3- Hem yakın hem uzak

278 32 16
                                    

'Keşke aramızdaki mesafeler sadece metrelerle ölçülüp gönül mesafesi olmasaydı.'

***

Alice
Sürekli onu izlerken buluyordum kendimi. Onun açısından bakıldığında rahatsız edici olabilir belki ama gözlerimi ondan çekemiyordum. İzledikçe izleyesim geliyordu o güzelliği.

Sarı saçları, masmavi gözleriyle masal dünyasından çıkıp gelmiş gibiydi. Güldüğünde dudaklarında güller açıyordu. Ah, ona hayrandım.

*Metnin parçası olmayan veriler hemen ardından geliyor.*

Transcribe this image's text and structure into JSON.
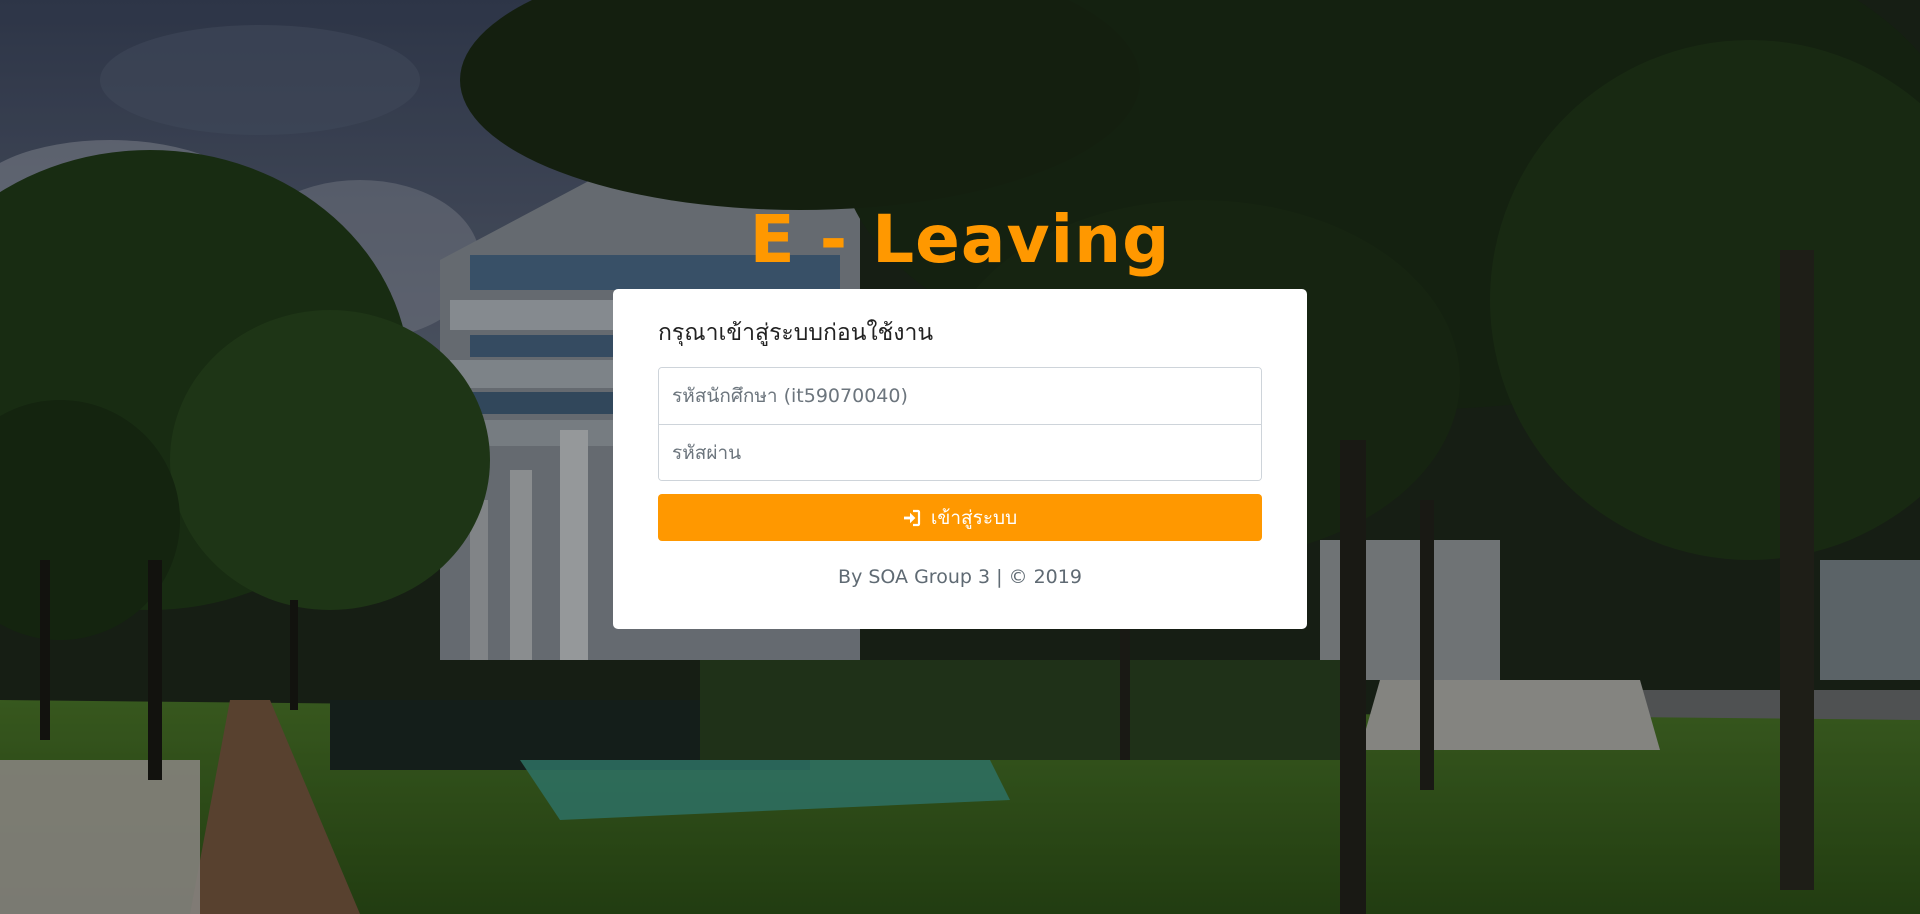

Ona açıldığımdan beri hem daha yakın hem daha uzaktık sanki. Yakındık, kendini benden çekmiyordu. Uzaktık, benimle çıkmıyordu.

Bir ilişkiye hazır olmadığını söylemişti ona çıkma teklifi ettiğimde. Sorun etmiyordum tabii ki. Arkadaş olarak da olsa, yanında olmak yetiyordu.

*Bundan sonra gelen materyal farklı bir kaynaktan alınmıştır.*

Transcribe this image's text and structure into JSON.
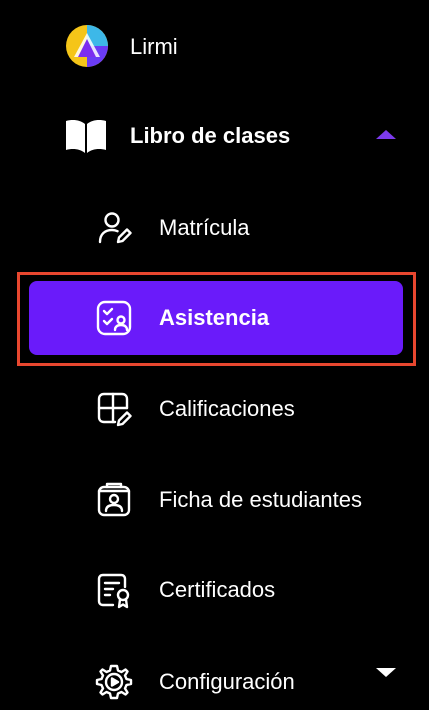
{
  "brand": {
    "name": "Lirmi",
    "icon": "lirmi-logo"
  },
  "nav": {
    "section": {
      "label": "Libro de clases",
      "icon": "book-open-icon",
      "expanded": true,
      "caret": "caret-up-icon",
      "caret_color": "#7c3aed"
    },
    "items": [
      {
        "label": "Matrícula",
        "icon": "user-edit-icon",
        "active": false
      },
      {
        "label": "Asistencia",
        "icon": "attendance-icon",
        "active": true
      },
      {
        "label": "Calificaciones",
        "icon": "grid-edit-icon",
        "active": false
      },
      {
        "label": "Ficha de estudiantes",
        "icon": "student-card-icon",
        "active": false
      },
      {
        "label": "Certificados",
        "icon": "certificate-icon",
        "active": false
      }
    ],
    "config": {
      "label": "Configuración",
      "icon": "gear-play-icon",
      "caret": "caret-down-icon"
    }
  },
  "colors": {
    "background": "#000000",
    "active_item_bg": "#6a1bfa",
    "highlight_border": "#e8472f",
    "text": "#ffffff"
  }
}
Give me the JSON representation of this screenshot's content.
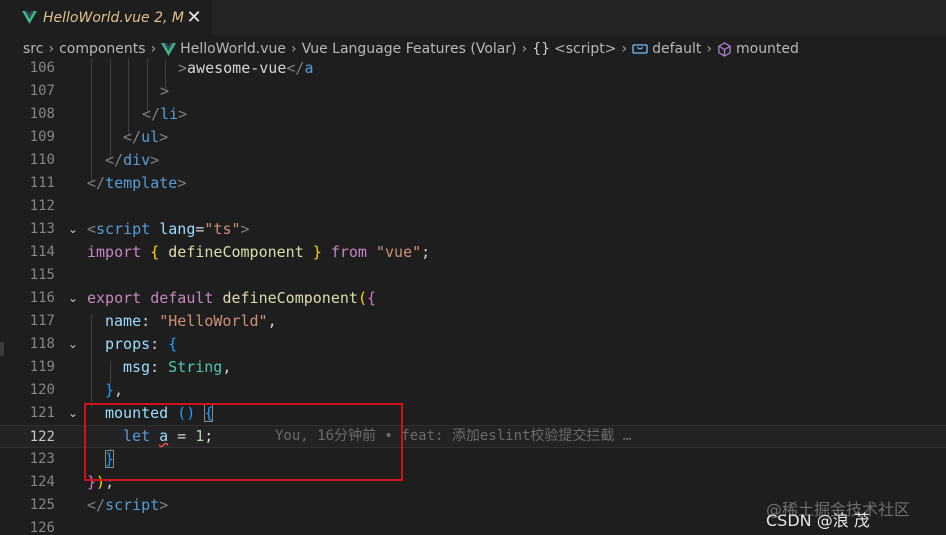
{
  "tab": {
    "title": "HelloWorld.vue",
    "status": "2, M",
    "close": "✕"
  },
  "breadcrumb": {
    "items": [
      "src",
      "components",
      "HelloWorld.vue",
      "Vue Language Features (Volar)",
      "<script>",
      "default",
      "mounted"
    ]
  },
  "editor": {
    "line_numbers": [
      "106",
      "107",
      "108",
      "109",
      "110",
      "111",
      "112",
      "113",
      "114",
      "115",
      "116",
      "117",
      "118",
      "119",
      "120",
      "121",
      "122",
      "123",
      "124",
      "125",
      "126"
    ],
    "current_line": "122",
    "blame": "You, 16分钟前 • feat: 添加eslint校验提交拦截 …"
  },
  "watermark": {
    "site": "@稀土掘金技术社区",
    "author": "CSDN @浪  茂"
  },
  "colors": {
    "background": "#1e1e1e",
    "tab_modified": "#e2c08d",
    "vue_green": "#41b883",
    "annotation_box": "#d0121b"
  }
}
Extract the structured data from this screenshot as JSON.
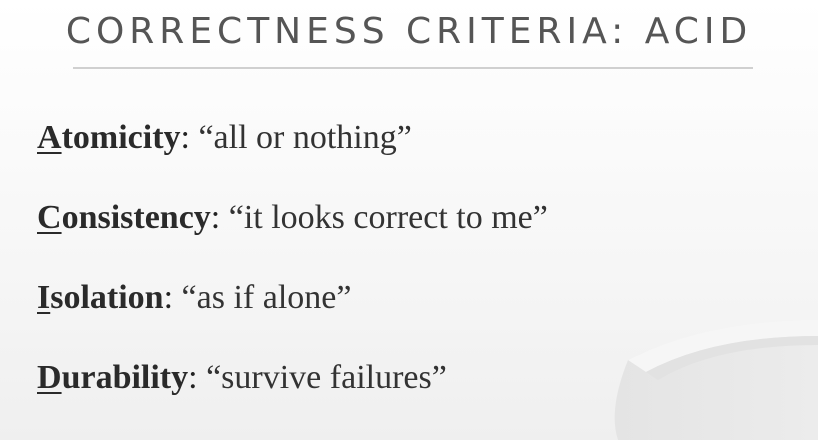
{
  "slide": {
    "title": "CORRECTNESS CRITERIA: ACID",
    "items": [
      {
        "initial": "A",
        "rest": "tomicity",
        "colon": ": ",
        "description": "“all or nothing”"
      },
      {
        "initial": "C",
        "rest": "onsistency",
        "colon": ": ",
        "description": "“it looks correct to me”"
      },
      {
        "initial": "I",
        "rest": "solation",
        "colon": ": ",
        "description": "“as if alone”"
      },
      {
        "initial": "D",
        "rest": "urability",
        "colon": ": ",
        "description": "“survive failures”"
      }
    ]
  }
}
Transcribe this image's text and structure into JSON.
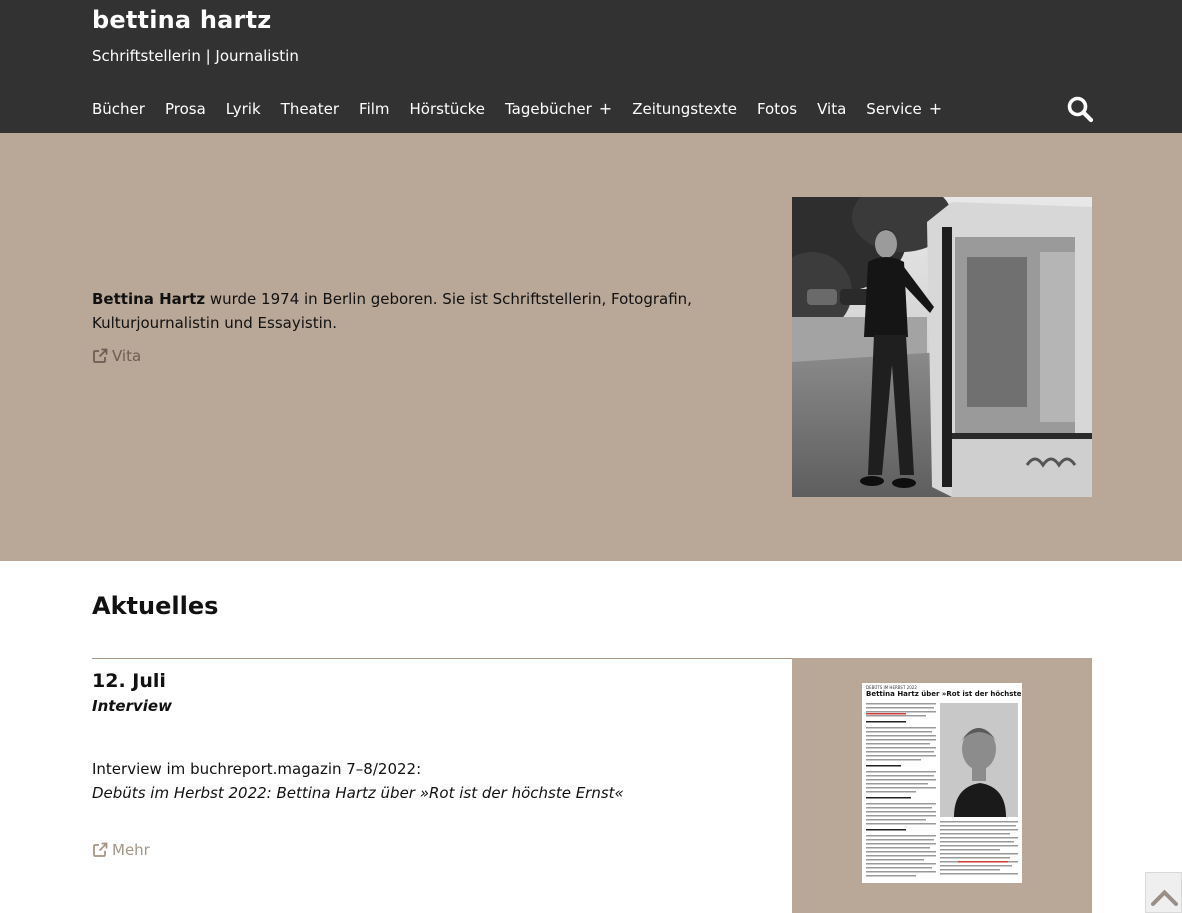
{
  "site": {
    "title": "bettina hartz",
    "tagline": "Schriftstellerin | Journalistin"
  },
  "nav": {
    "items": [
      {
        "label": "Bücher",
        "has_submenu": false
      },
      {
        "label": "Prosa",
        "has_submenu": false
      },
      {
        "label": "Lyrik",
        "has_submenu": false
      },
      {
        "label": "Theater",
        "has_submenu": false
      },
      {
        "label": "Film",
        "has_submenu": false
      },
      {
        "label": "Hörstücke",
        "has_submenu": false
      },
      {
        "label": "Tagebücher",
        "has_submenu": true
      },
      {
        "label": "Zeitungstexte",
        "has_submenu": false
      },
      {
        "label": "Fotos",
        "has_submenu": false
      },
      {
        "label": "Vita",
        "has_submenu": false
      },
      {
        "label": "Service",
        "has_submenu": true
      }
    ],
    "submenu_symbol": "+",
    "search_icon": "search-icon"
  },
  "hero": {
    "name": "Bettina Hartz",
    "intro": " wurde 1974 in Berlin geboren. Sie ist Schriftstellerin, Fotografin, Kulturjournalistin und Essayistin.",
    "link_label": "Vita",
    "link_icon": "external-link-icon"
  },
  "news": {
    "section_title": "Aktuelles",
    "items": [
      {
        "date": "12. Juli",
        "type": "Interview",
        "line1": "Interview im buchreport.magazin 7–8/2022:",
        "line2": "Debüts im Herbst 2022: Bettina Hartz über »Rot ist der höchste Ernst«",
        "link_label": "Mehr",
        "thumb_kicker": "DEBÜTS IM HERBST 2022",
        "thumb_title": "Bettina Hartz über »Rot ist der höchste Ernst«"
      }
    ]
  },
  "scroll_top_icon": "chevron-up-icon",
  "colors": {
    "header_bg": "#323232",
    "accent_bg": "#b9a797",
    "link_dark": "#6b5e52",
    "link_light": "#a49586"
  }
}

Sabah uyandığımda, yaptığım ilk iş ona mesaj atmak olurdu her gün. Yine mesaj attım ve kalkıp banyoya gidip, elimi yüzümü yıkadım. Dişlerimi fırçalayıp çıktım banyodan. Odama geçip, bir pantolon, tişört ve tişörtün üstüne gömlek giydim. Saçlarımı da salık bırakıp, evden çıktım kimseye görünmeden.

Otobüs durağına giderken, Aida'yı aradım. Her sabah birlikte giderdik okula. Küçüklükten beri değişmemişti bu.

Evlerinin önüne geldiğimde, etrafı izlerken, karşıda gördüğüm görüntüyle sarsıldım. Cindy, Martin'in arabasına biniyordu. Cindy Martin'den hoşlanmazdı ki. Hep burnu havada ve züppe olarak görürdü onu. Ama şu an hiç öyle durmuyordu. Beni görmediler ve Martin arabayı çalıştırıp, okulun olduğu yola girdi. Ben de dolan gözlerimle olduğum yerde kaldım. Kalbim çok acıyordu. İhanete uğramış gibi hissediyordum.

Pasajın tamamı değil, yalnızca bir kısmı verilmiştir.